I get two kinds of emails every single week. The first from flash sale sites knocking off the Fab model. The second from companies offering to sell my designs on a myriad of “cool products” they manufacture. Phone cases, Tshirts, skateboards, yoga mats, you name it. The pitch is usually something along the lines of “you give us your art, we’ll put it on this great stuff and sell it on our site, and you get money from each sale!”
In theory this may sound enticing. I can take something that already exists, give it to them to sell, and make a cut? Awesome! Except it never is. I’ve tried it once or twice, and here’s the problem:
- Will anyone actually buy it? These sites are volume based. They need to sell mountains of iPhone cases to make a profit. So they’ve contacted every single artist they can find to give them work. Your stuff may be exceptional, but it is buried under 1000 other images. There’s a good chance that nobody is ever even going to see it, let alone buy enough of them that you get a real check. Traditionally companies contract a handful of artists to design their products and then they push those designs. For instance “Here are 12 iPhone cases, by these four artists that we’ve curated, get yours today.” Rather than “Here is a bargain bin loaded with crap, dig in.” Which leads to to my next point…
- It devalues your work because you’re giving it away. Companies have no impetus to push work that they didn’t invest in. Essentially your time and effort have no value until a sale is made, then you get 5 cents. This is a form of digital consignment, which is a bad business model for the artist, because we stock their stores at our cost. It’s not like Walmart lines their shelves for free and pays Mattel a cut on the off chance that a My Little Pony play set finally sells.
- Quality, these are all digital print on demand products. Call me old school but I like products made the proper way. Screen printed, lithographed, injection molded, whatever. There are very few digital products that don’t feel like cheap shortcuts in my hands. Maybe buyers don’t notice, I dunno. But these products rarely represent the quality I want in the manufacturing of my work. Will digital production ever catch up quality-wise? Yes, I’m sure it will. But it hasn’t yet.
- It may damage your ability to license your designs to a legitimate company. Usually these operations don’t make you sign anything, but sometimes they do. Either way, if a year down the road a retailer comes knocking looking for some of your art to license they won’t be able to sign it on if it’s already under license to someone else. And even if it isn’t under contract, it certainly makes it less exclusive if the design is already out there on a half dozen print on demand products.
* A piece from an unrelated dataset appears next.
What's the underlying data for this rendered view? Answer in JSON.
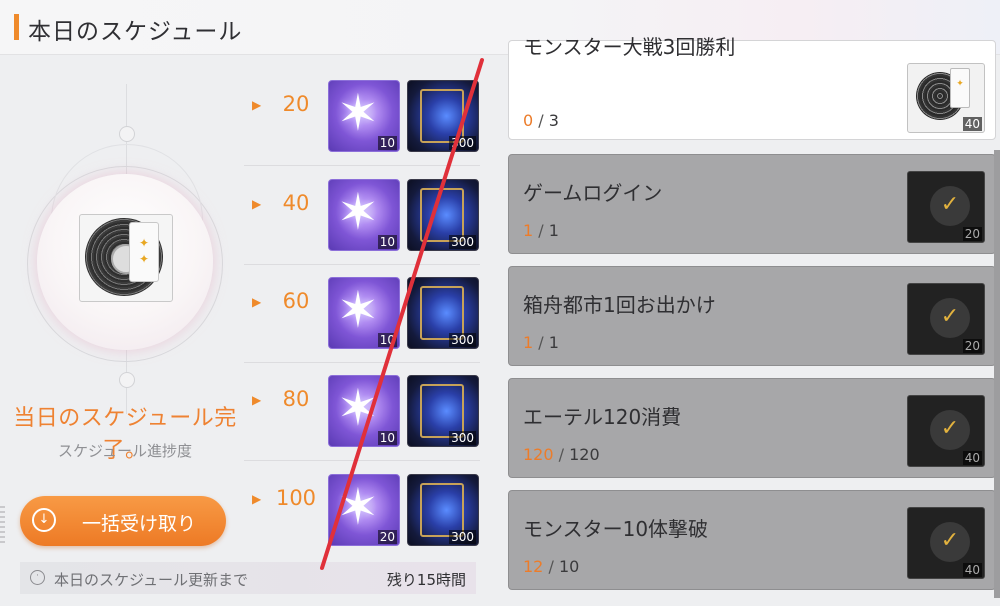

In the end I think most of these companies will crumble under their own weight. They simply have too many options and not enough quality control. Buyers want to go to a site and see, at most, a few dozen high quality options. That’s why West Elm doesn’t offer 600 different bed spreads. Without being curated the experience becomes similar to desperately sorting through 500 channels of crap to find something worth watching. Then again, maybe this model of retail crowdsourcing will take off, which pretty much guarantees that the quality of design will suffer, because nobody is going to invest much effort in making art they aren’t being paid for.







Facebook on my mind
My brain pan is pretty shallow. I can only really concentrate on one thing at a time, with a couple other thoughts stewing in my subconscious mind. For this reason I have blocked Facebook and news sites on my desktop computer. Let me explain why. I’m not an idiot, I know Facebook is largely a waste of time. So is Reddit, Digg, The New York Times…
But what I’ve really come to notice is that these sites waste my time even when I’m not on them. How so? Because they occupy my mind. Here is an example. For the past couple of weeks I’ve been wrestling with a new children’s book concept. I have part of the idea, but I can’t make all the pieces fit. On Saturday I decided to take a break and paint the bathroom while my mind ruminated on the book. I got the paint, set my sketchbook on the counter, and then, like an idiot, I checked Facebook. I made an off the cuff comment on a friends image, and almost immediately got an angry reply from someone I didn’t know. Shit, now I needed to defend my stupid position that I hardly cared about to begin with. Back and forth we went, until after the third volley I did what I always do in internet arguments. I thanked my opponent for their views, made the observation that neither of us was going to change our minds, and I stopped following the thread. So, back to painting. Except while I painted I didn’t think about my book. I thought about the stupid Facebook argument. Hell, here I am a week later still mentioning it. It had burrowed into my brain. Lots of things do this. Maybe a bad interaction with a waiter, or a run in with an asshole cop. But these things are fairly infrequent. The internet on the other hand is ready 24 hours a day to feed you shit that occupies your mind. I need to focus all my juice on things that matter. Not only my conscious mind, but my subconscious as well. The term meme has been abused, now being applied only to grumpy cat images and GIFs of people eating cinnamon. The real definition is “an idea, behavior, or style that spreads from person to person within a culture.” The Internet is a perfect way to distribute memes, but if I don’t curate what I see, I get bombarded with information that sticks in my head, gumming up the works, wasting mental time and horsepower and creating too much internal noise.